“Sorry I asked,” Lou said. “Is there any treatment for autism?”
“Not really. There’s a range of behavioral interventions and special-education programs that have some promise but not a lot of evidence-based results. The uncertainty of it all is what’s driving me bananas.”
“How is Laur taking it?”
“In some ways she’s doing better than I, in that she’s taken it on as an intellectual challenge, willing to read everything and anything as the way to deal with it. I’m the opposite. I get almost immediately fed up with the vagueness and wordiness of it all and want to rail against the gods. It’s my surgical personality. But the downside for Laurie is her feeling of guilt. She keeps beating herself up about not having taken a maternity leave sooner, thinking that all the weird chemicals we’re exposed to around here could have played a role.”
“Has that been proven to cause it?”
“No, of course not,” Jack said.
“Then she shouldn’t blame herself,” Lou pointed out.
“Yeah, well, you tell her that,” Jack said. “I’ve been saying the same thing until I’m blue in the face. Besides, I have my own struggles with guilt.”
“How can it be your fault?”
“I’m a total jinx on kids,” Jack said. “You know my daughters from my first marriage were killed in a plane crash, but did you know they were on the plane to begin with because they were on the way back from visiting me when I was training in Chicago? And look at JJ. The poor kid had neuroblastoma as a baby. I wouldn’t want to be my kid.”
“I never thought of you as superstitious,” Lou said.
“I didn’t, either,” Jack said. “But it’s hard to argue with the facts.”
“Talking about JJ, how is he doing?”
“Terrific,” Jack said. “He’s the bright light in all this.”
“How old is he now?”
“Eight and a half,” Jack said. “He’s in the third grade. No sign of a recurrence of his tumor, and you should see him dribble a basketball. The kid’s a natural.”
“Does he get along with Emma?”
“He does. He has the patience of a saint despite Emma’s retrogression. I wish Laurie’s mother, Dorothy, was half as cooperative and understanding.”
“What’s with Laur’s mother? Is she making things worse?”
“Inestimably worse. If it weren’t for her having invited herself to move in during this trying time, I might not be such a wreck. And it’s not just me. She’s driving our live-in nanny just as crazy. You remember Caitlin O’Connell, don’t you? We were lucky to find her after JJ’s kidnapping.”
“That, I’ll never forget. Seems like yesterday.”
“Well, she confided in me that she’s thinking of moving out if Dorothy stays. I’ve tried to talk to Laurie about it, but Laurie has always had trouble dealing with her parents, her father especially, but her mother, too.”
“What’s the mother doing that’s so bad?”
“She’s the one who’s been critical of Laurie not taking a maternity leave as soon as she knew she was pregnant, and she won’t drop it. Plus, she’s a conspiracy theorist of sorts and continues to insist that Laurie and I are to blame for letting Emma get the MMR vaccine.”
“Wait a minute,” Lou said. “Now, that’s something I have heard about. Don’t they think the MMR vaccine causes autism? Did I read that someplace?”
“That was years ago, when there was a medical-journal article that said so,” Jack snapped. “But the study was totally disproved as bogus, and the medical journal that published the article retracted it. Simply put:Vaccines in general and MMR in particular do not cause autism, period, end of story.”
“Okay, okay,” Lou said soothingly. “I didn’t know.”
“Well, sorry to jump on you,” Jack said. “But Dorothy’s attitude about this drives me up the wall.

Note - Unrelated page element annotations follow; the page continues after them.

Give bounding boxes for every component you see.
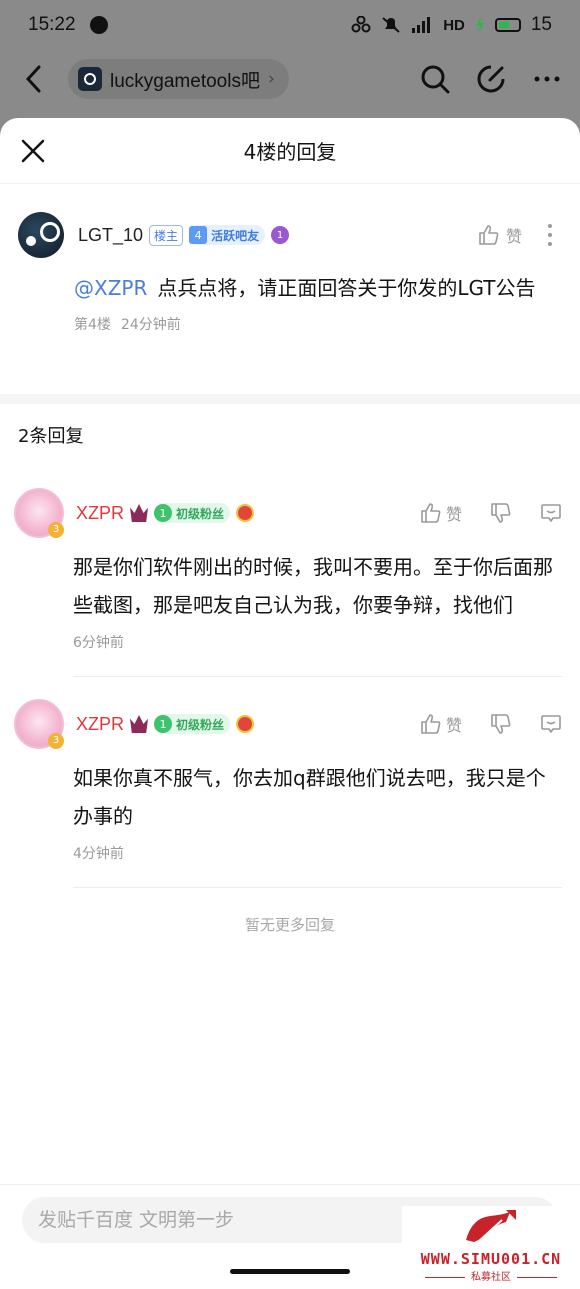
post-meta: 第4楼 24分钟前 xyxy=(74,314,562,334)
avatar[interactable] xyxy=(14,488,64,538)
reply-content: 如果你真不服气，你去加q群跟他们说去吧，我只是个办事的 xyxy=(73,766,546,828)
watermark-site: WWW.SIMU001.CN xyxy=(420,1250,562,1268)
floor-number: 第4楼 xyxy=(74,317,111,333)
status-time: 15:22 xyxy=(28,14,76,35)
like-button[interactable]: 赞 xyxy=(420,501,462,525)
sheet-title: 4楼的回复 xyxy=(243,140,337,164)
fan-badge: 1 初级粉丝 xyxy=(154,503,231,523)
reply-count: 2条回复 xyxy=(18,426,84,447)
thumbs-up-icon xyxy=(421,714,441,734)
comment-button[interactable] xyxy=(540,502,562,524)
reply-input[interactable] xyxy=(38,1209,378,1231)
gift-icon xyxy=(236,504,255,522)
post-header: LGT_10 楼主 4 活跃吧友 1 赞 xyxy=(18,212,562,258)
signal-icon xyxy=(412,17,431,33)
chevron-right-icon: › xyxy=(267,69,275,89)
fan-level-icon: 1 xyxy=(154,504,173,522)
thumbs-up-icon xyxy=(479,225,499,245)
diamond-icon: 4 xyxy=(189,226,208,244)
more-horizontal-icon[interactable] xyxy=(532,64,562,94)
network-type: HD xyxy=(443,16,465,34)
forum-pill[interactable]: luckygametools吧 › xyxy=(68,59,289,99)
avatar[interactable] xyxy=(14,699,64,749)
forum-logo-icon xyxy=(78,67,102,91)
reply-content: 那是你们软件刚出的时候，我叫不要用。至于你后面那些截图，那是吧友自己认为我，你要… xyxy=(73,555,553,617)
status-bar: 15:22 HD 15 xyxy=(0,0,580,50)
post-username[interactable]: LGT_10 xyxy=(78,225,143,246)
comment-icon xyxy=(541,715,561,733)
forum-name: luckygametools吧 xyxy=(110,70,260,92)
thumbs-down-icon xyxy=(491,503,511,523)
close-icon[interactable] xyxy=(20,138,46,164)
crown-icon xyxy=(130,715,149,733)
like-button[interactable]: 赞 xyxy=(420,712,462,736)
level-badge: 4 活跃吧友 xyxy=(189,225,266,245)
thumbs-up-icon xyxy=(421,503,441,523)
like-label: 赞 xyxy=(445,505,462,524)
watermark: WWW.SIMU001.CN 私募社区 xyxy=(402,1206,580,1286)
status-indicators: HD 15 xyxy=(351,14,552,36)
mute-icon xyxy=(382,17,400,33)
reply-header: XZPR 1 初级粉丝 赞 xyxy=(14,699,562,749)
edit-icon[interactable] xyxy=(476,64,506,94)
notification-icon xyxy=(89,16,108,34)
reply-item: XZPR 1 初级粉丝 赞 那是你们软件刚出的时候，我叫不要用。至于你后 xyxy=(0,466,580,677)
dislike-button[interactable] xyxy=(490,502,512,524)
home-indicator xyxy=(230,1269,350,1274)
medal-icon: 1 xyxy=(271,226,290,244)
like-label: 赞 xyxy=(445,716,462,735)
post-text: 点兵点将，请正面回答关于你发的LGT公告 xyxy=(157,276,536,300)
battery-level: 15 xyxy=(530,14,552,35)
fan-title: 初级粉丝 xyxy=(176,717,225,732)
reply-item: XZPR 1 初级粉丝 赞 如果你真不服气，你去加q群跟他们说去吧，我只 xyxy=(0,677,580,888)
sheet-header: 4楼的回复 xyxy=(0,118,580,184)
reply-username[interactable]: XZPR xyxy=(76,714,124,735)
reply-header: XZPR 1 初级粉丝 赞 xyxy=(14,488,562,538)
watermark-logo-icon xyxy=(466,1210,516,1245)
fan-level-icon: 1 xyxy=(154,715,173,733)
mention-link[interactable]: @XZPR xyxy=(74,276,147,300)
fan-title: 初级粉丝 xyxy=(176,506,225,521)
gift-icon xyxy=(236,715,255,733)
reply-username[interactable]: XZPR xyxy=(76,503,124,524)
no-more-replies: 暂无更多回复 xyxy=(244,916,335,934)
nav-actions xyxy=(420,64,562,94)
avatar[interactable] xyxy=(18,212,64,258)
battery-icon xyxy=(494,18,521,32)
dislike-button[interactable] xyxy=(490,713,512,735)
search-icon[interactable] xyxy=(420,64,450,94)
post-time: 24分钟前 xyxy=(120,317,181,333)
more-vertical-icon[interactable] xyxy=(546,223,554,247)
reply-time: 6分钟前 xyxy=(73,635,124,651)
like-label: 赞 xyxy=(505,227,522,246)
background-nav-bar: luckygametools吧 › xyxy=(0,52,580,106)
back-arrow-icon[interactable] xyxy=(18,64,50,94)
fan-badge: 1 初级粉丝 xyxy=(154,714,231,734)
reply-actions: 赞 xyxy=(420,712,562,736)
main-post: LGT_10 楼主 4 活跃吧友 1 赞 @XZPR 点兵点将，请正面回答关于你发… xyxy=(0,184,580,394)
watermark-label: 私募社区 xyxy=(402,1268,580,1283)
comment-button[interactable] xyxy=(540,713,562,735)
level-title: 活跃吧友 xyxy=(211,228,260,243)
post-content: @XZPR 点兵点将，请正面回答关于你发的LGT公告 xyxy=(74,270,562,306)
reply-divider xyxy=(73,887,562,888)
reply-time: 4分钟前 xyxy=(73,846,124,862)
thumbs-down-icon xyxy=(491,714,511,734)
owner-tag: 楼主 xyxy=(149,224,184,246)
comment-icon xyxy=(541,504,561,522)
hotspot-icon xyxy=(351,16,371,33)
reply-actions: 赞 xyxy=(420,501,562,525)
like-button[interactable]: 赞 xyxy=(478,223,522,247)
crown-icon xyxy=(130,504,149,522)
reply-sheet: 4楼的回复 LGT_10 楼主 4 活跃吧友 1 赞 @XZPR 点兵点将，请正面… xyxy=(0,118,580,1289)
charging-icon xyxy=(475,17,484,33)
section-divider xyxy=(0,394,580,404)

And to think she’s been married to a doctor for most of her life but prefers to listen to her paranoid, conspiracy-minded bridge friends. And, worst of all, she will not shut up about it. Nor will she shut up about autism and neuroblastoma not being in the Montgomery family, meaning both have to be from my family. Well, as far as I know, neither have been in my family, either. Anyway, I’m being driven to distraction. I even asked Warren if I could sleep on his couch.” Warren was one of the neighborhood basketball players with whom Jack had become fast friends.
“I’m sorry about all this, my friend,” Lou said. “Do you want me to try to talk with Laur and see if I can help?”
“I appreciate your heart being in the right place,” Jack said. “But I think you bringing it up will only make things worse. As I said, Laurie has trouble dealing with her parents. It’s just going to have to play itself out—provided Caitlin doesn’t act on her threat, because there is no way Dorothy can take care of Emma on her own. As for me, I have to find something here at work to occupy my mind. I had to do the same when JJ got sick. Luckily, back then I got all steamed up about the dangers of alternative medicine with the chiropractor who killed a young woman with a stupid neck adjustment. I need something like that now.”